Bear makes presence known on island

Posted: Sunday, May 09, 2004

A local bruin is ruining the home of some new residents living on a remote piece of property in the Kenai National Wildlife Refuge.

"It just trashed the place," said Larry Lewis, a wildlife technician for the Alaska Department of Fish and Game.

According to Lewis, a brown bear caused damage while trying to get to some animal feed that was stored in a shed attached to a cabin on Caribou Island in Skilak Lake.

Caribou Island, located in the Southwestern portion of the lake, is an inholding, which is private property inside the refuge.

"The bear just came in and ripped down the siding and fed on it," Lewis said.

The bear also ripped up a Zodiac inflatable boat, a bird feeder and dragged a few trash cans into the brush he said.

"We think it's a younger brown bear. A refuge staff member identified it as being less than 300 pounds, but that's still more bear than you would want to have problems with. It could have been a lot worse."

Lewis added that he was surprised when he first heard the report, because he has never been called to respond to bears in that location. It is believed that the Caribou Island doesn't support a resident bear population, but Lewis said it would be easy for a bear to swim to the island.

This year has been off to a relatively quiet start in regard to interactions between bears and humans on the peninsula. The only exception happened in March when a seismic worker in Ninilchik was attacked after he accidentally flushed a brown bear sow from her den.

Upon investigation of the Caribou Island site, Lewis said he found numerous things that weren't bear-proof at the location.

He found bird feeders still out as well as a few 5-gallon buckets of sunflower seeds and other grains.

However, he said the owners of the property had only recently purchased the cabin and weren't aware that the feed that attracted the bear was even there.

"They're in the process of working on it and getting the place cleaned up now, though," Lewis said.

Fish and Game workers also are doing their part to ensure the situation on Caribou Island doesn't get worse.

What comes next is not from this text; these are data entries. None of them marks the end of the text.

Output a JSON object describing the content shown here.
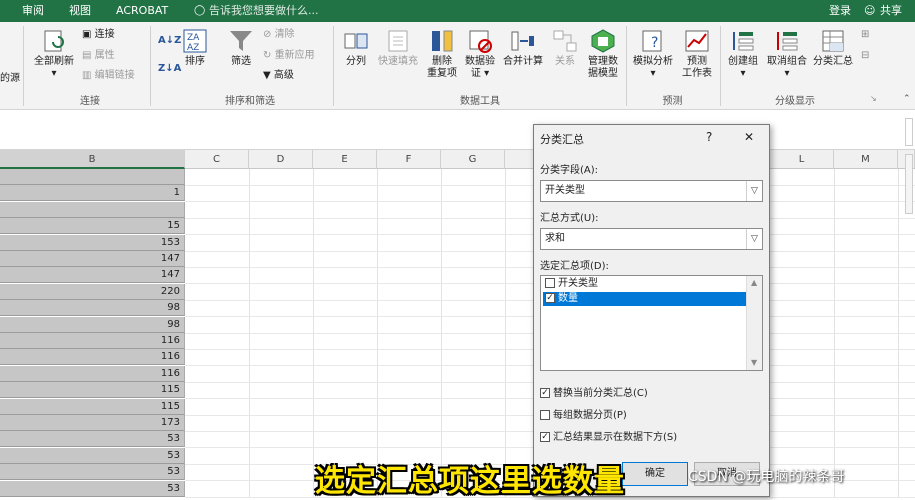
{
  "tabs": {
    "review": "审阅",
    "view": "视图",
    "acrobat": "ACROBAT",
    "tell_me": "告诉我您想要做什么...",
    "login": "登录",
    "share": "共享"
  },
  "ribbon": {
    "cut_left": "的源",
    "connections_group": {
      "refresh_all": "全部刷新",
      "connections": "连接",
      "properties": "属性",
      "edit_links": "编辑链接",
      "label": "连接"
    },
    "sort_filter_group": {
      "sort_az": "A↓Z",
      "sort_za": "Z↓A",
      "sort": "排序",
      "filter": "筛选",
      "clear": "清除",
      "reapply": "重新应用",
      "advanced": "高级",
      "label": "排序和筛选"
    },
    "data_tools_group": {
      "text_to_columns": "分列",
      "flash_fill": "快速填充",
      "remove_dup_1": "删除",
      "remove_dup_2": "重复项",
      "validation_1": "数据验",
      "validation_2": "证",
      "consolidate": "合并计算",
      "relationships": "关系",
      "manage_model_1": "管理数",
      "manage_model_2": "据模型",
      "label": "数据工具"
    },
    "forecast_group": {
      "what_if": "模拟分析",
      "forecast_1": "预测",
      "forecast_2": "工作表",
      "label": "预测"
    },
    "outline_group": {
      "group": "创建组",
      "ungroup": "取消组合",
      "subtotal": "分类汇总",
      "label": "分级显示"
    }
  },
  "sheet": {
    "columns": [
      "B",
      "C",
      "D",
      "E",
      "F",
      "G",
      "L",
      "M"
    ],
    "b_values": [
      "",
      "1",
      "",
      "15",
      "153",
      "147",
      "147",
      "220",
      "98",
      "98",
      "116",
      "116",
      "116",
      "115",
      "115",
      "173",
      "53",
      "53",
      "53",
      "53"
    ]
  },
  "dialog": {
    "title": "分类汇总",
    "help": "?",
    "close": "✕",
    "field_label": "分类字段(A):",
    "field_value": "开关类型",
    "func_label": "汇总方式(U):",
    "func_value": "求和",
    "items_label": "选定汇总项(D):",
    "items": [
      {
        "label": "开关类型",
        "checked": false
      },
      {
        "label": "数量",
        "checked": true
      }
    ],
    "opt_replace": "替换当前分类汇总(C)",
    "opt_pagebreak": "每组数据分页(P)",
    "opt_below": "汇总结果显示在数据下方(S)",
    "ok": "确定",
    "cancel": "取消"
  },
  "overlay": {
    "subtitle": "选定汇总项这里选数量",
    "watermark": "CSDN @玩电脑的辣条哥"
  }
}
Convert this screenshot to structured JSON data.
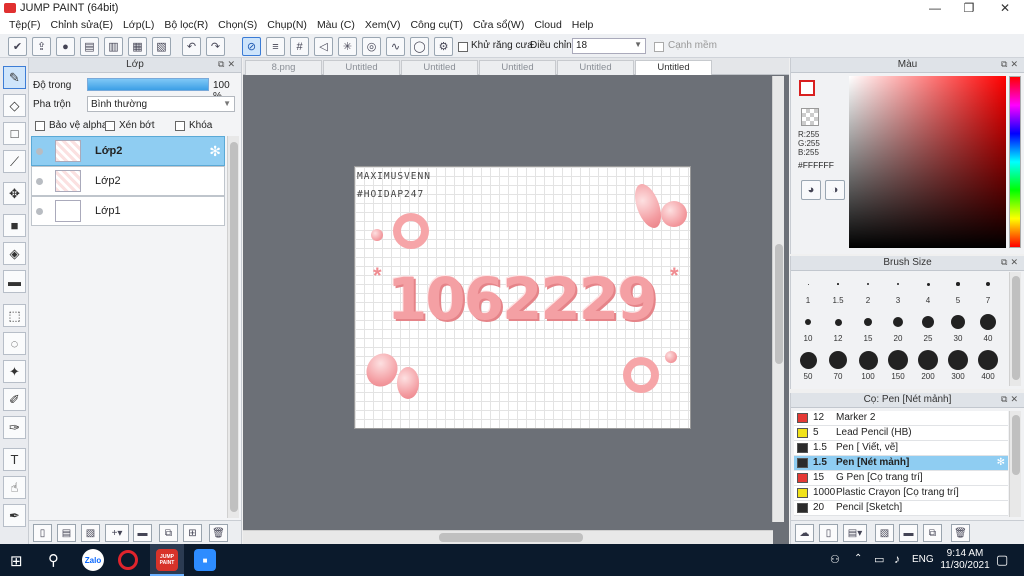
{
  "window": {
    "title": "JUMP PAINT (64bit)"
  },
  "menu": [
    "Tệp(F)",
    "Chỉnh sửa(E)",
    "Lớp(L)",
    "Bộ lọc(R)",
    "Chọn(S)",
    "Chụp(N)",
    "Màu (C)",
    "Xem(V)",
    "Công cụ(T)",
    "Cửa sổ(W)",
    "Cloud",
    "Help"
  ],
  "toolbar": {
    "antialias_label": "Khử răng cưa",
    "adjust_label": "Điều chỉnh",
    "adjust_value": "18",
    "smooth_label": "Cạnh mềm"
  },
  "layer_panel": {
    "title": "Lớp",
    "opacity_label": "Độ trong",
    "opacity_value": "100 %",
    "blend_label": "Pha trộn",
    "blend_value": "Bình thường",
    "protect_alpha": "Bảo vệ alpha",
    "clip": "Xén bớt",
    "lock": "Khóa",
    "layers": [
      {
        "name": "Lớp2",
        "selected": true
      },
      {
        "name": "Lớp2",
        "selected": false
      },
      {
        "name": "Lớp1",
        "selected": false
      }
    ]
  },
  "tabs": [
    "8.png",
    "Untitled",
    "Untitled",
    "Untitled",
    "Untitled",
    "Untitled"
  ],
  "artwork": {
    "line1": "MAXIMUSVENN",
    "line2": "#HOIDAP247",
    "number": "1062229",
    "star": "*"
  },
  "color_panel": {
    "title": "Màu",
    "r": "R:255",
    "g": "G:255",
    "b": "B:255",
    "hex": "#FFFFFF"
  },
  "brush_panel": {
    "title": "Brush Size",
    "sizes": [
      "1",
      "1.5",
      "2",
      "3",
      "4",
      "5",
      "7",
      "10",
      "12",
      "15",
      "20",
      "25",
      "30",
      "40",
      "50",
      "70",
      "100",
      "150",
      "200",
      "300",
      "400"
    ]
  },
  "pen_panel": {
    "title": "Cọ: Pen [Nét mảnh]",
    "items": [
      {
        "size": "12",
        "name": "Marker 2",
        "color": "#e53935"
      },
      {
        "size": "5",
        "name": "Lead Pencil (HB)",
        "color": "#f1e21a"
      },
      {
        "size": "1.5",
        "name": "Pen [ Viết, vẽ]",
        "color": "#2b2b2b"
      },
      {
        "size": "1.5",
        "name": "Pen [Nét mảnh]",
        "color": "#2b2b2b"
      },
      {
        "size": "15",
        "name": "G Pen [Cọ trang trí]",
        "color": "#e53935"
      },
      {
        "size": "1000",
        "name": "Plastic Crayon [Cọ trang trí]",
        "color": "#f1e21a"
      },
      {
        "size": "20",
        "name": "Pencil [Sketch]",
        "color": "#2b2b2b"
      }
    ]
  },
  "taskbar": {
    "lang": "ENG",
    "time": "9:14 AM",
    "date": "11/30/2021",
    "zalo": "Zalo",
    "jump": "JUMP PAINT"
  }
}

"We've got two live traps set up and are hoping to catch the bear before it causes more trouble," Lewis said. He added that in the event that Fish and Game does capture the bear, it will be tagged, radio collared if it's a sow and relocated to a more suitable location.

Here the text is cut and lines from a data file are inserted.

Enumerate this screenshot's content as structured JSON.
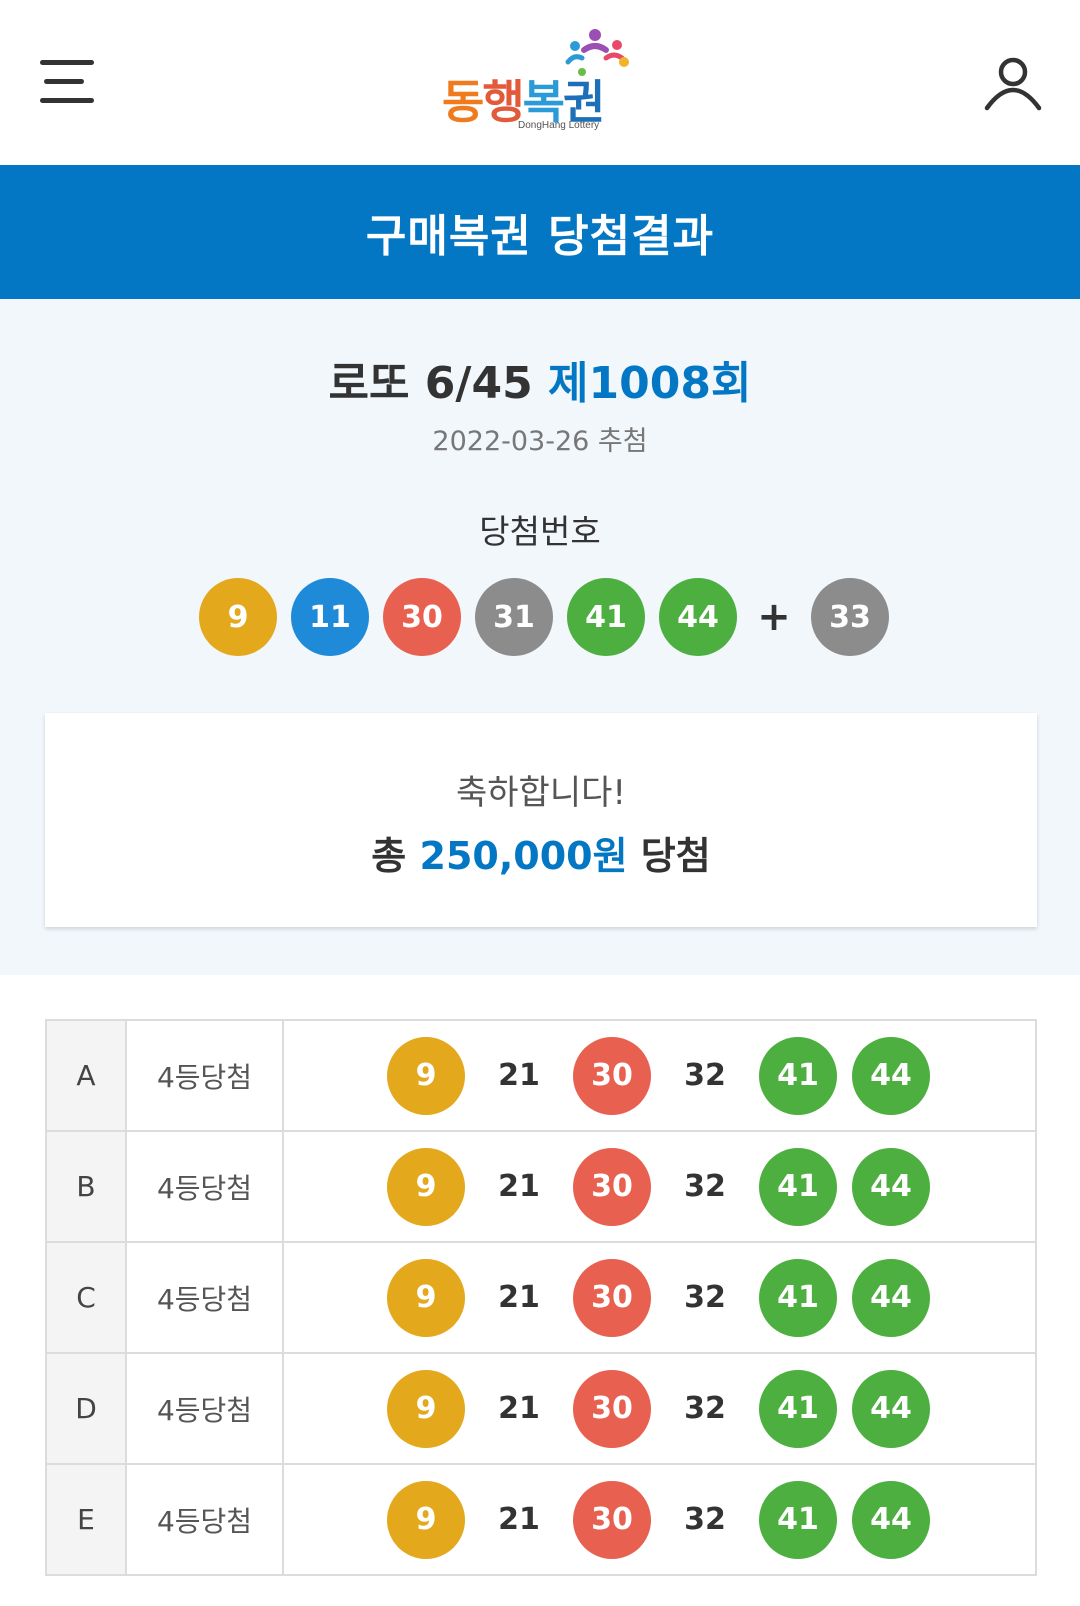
{
  "header": {
    "menu_icon": "hamburger-menu-icon",
    "logo": {
      "text_parts": [
        "동",
        "행",
        "복",
        "권"
      ],
      "subtitle": "DongHang Lottery"
    },
    "user_icon": "user-icon"
  },
  "page_title": "구매복권 당첨결과",
  "draw": {
    "game": "로또 6/45",
    "round": "제1008회",
    "date": "2022-03-26 추첨",
    "numbers_label": "당첨번호",
    "numbers": [
      {
        "n": "9",
        "color": "#e3a81c"
      },
      {
        "n": "11",
        "color": "#1f8ad8"
      },
      {
        "n": "30",
        "color": "#e8604f"
      },
      {
        "n": "31",
        "color": "#8c8c8c"
      },
      {
        "n": "41",
        "color": "#4caf3f"
      },
      {
        "n": "44",
        "color": "#4caf3f"
      }
    ],
    "plus": "+",
    "bonus": {
      "n": "33",
      "color": "#8c8c8c"
    }
  },
  "congrats": {
    "message": "축하합니다!",
    "prefix": "총",
    "amount": "250,000원",
    "suffix": "당첨"
  },
  "tickets": [
    {
      "line": "A",
      "rank": "4등당첨",
      "nums": [
        {
          "n": "9",
          "match": true,
          "color": "#e3a81c"
        },
        {
          "n": "21",
          "match": false
        },
        {
          "n": "30",
          "match": true,
          "color": "#e8604f"
        },
        {
          "n": "32",
          "match": false
        },
        {
          "n": "41",
          "match": true,
          "color": "#4caf3f"
        },
        {
          "n": "44",
          "match": true,
          "color": "#4caf3f"
        }
      ]
    },
    {
      "line": "B",
      "rank": "4등당첨",
      "nums": [
        {
          "n": "9",
          "match": true,
          "color": "#e3a81c"
        },
        {
          "n": "21",
          "match": false
        },
        {
          "n": "30",
          "match": true,
          "color": "#e8604f"
        },
        {
          "n": "32",
          "match": false
        },
        {
          "n": "41",
          "match": true,
          "color": "#4caf3f"
        },
        {
          "n": "44",
          "match": true,
          "color": "#4caf3f"
        }
      ]
    },
    {
      "line": "C",
      "rank": "4등당첨",
      "nums": [
        {
          "n": "9",
          "match": true,
          "color": "#e3a81c"
        },
        {
          "n": "21",
          "match": false
        },
        {
          "n": "30",
          "match": true,
          "color": "#e8604f"
        },
        {
          "n": "32",
          "match": false
        },
        {
          "n": "41",
          "match": true,
          "color": "#4caf3f"
        },
        {
          "n": "44",
          "match": true,
          "color": "#4caf3f"
        }
      ]
    },
    {
      "line": "D",
      "rank": "4등당첨",
      "nums": [
        {
          "n": "9",
          "match": true,
          "color": "#e3a81c"
        },
        {
          "n": "21",
          "match": false
        },
        {
          "n": "30",
          "match": true,
          "color": "#e8604f"
        },
        {
          "n": "32",
          "match": false
        },
        {
          "n": "41",
          "match": true,
          "color": "#4caf3f"
        },
        {
          "n": "44",
          "match": true,
          "color": "#4caf3f"
        }
      ]
    },
    {
      "line": "E",
      "rank": "4등당첨",
      "nums": [
        {
          "n": "9",
          "match": true,
          "color": "#e3a81c"
        },
        {
          "n": "21",
          "match": false
        },
        {
          "n": "30",
          "match": true,
          "color": "#e8604f"
        },
        {
          "n": "32",
          "match": false
        },
        {
          "n": "41",
          "match": true,
          "color": "#4caf3f"
        },
        {
          "n": "44",
          "match": true,
          "color": "#4caf3f"
        }
      ]
    }
  ]
}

The incident underscores why all peninsula residents should take precautions to prevent bear interactions.

"People need to take this seriously that the whole peninsula is potentially bear habitat," Lewis said. "It's better to be proactive, rather than be complacent just because you haven't ever seen a bear. Irresponsible and negligent behavior will eventually catch up to you."

Human food, animal food, bird seed, suet and garbage or anything else that might attract a bear should be put away and stored in a secure location.

Fish and Game has numerous books, videos and other information pertaining to bear-proofing and bear safety that are available to the general public.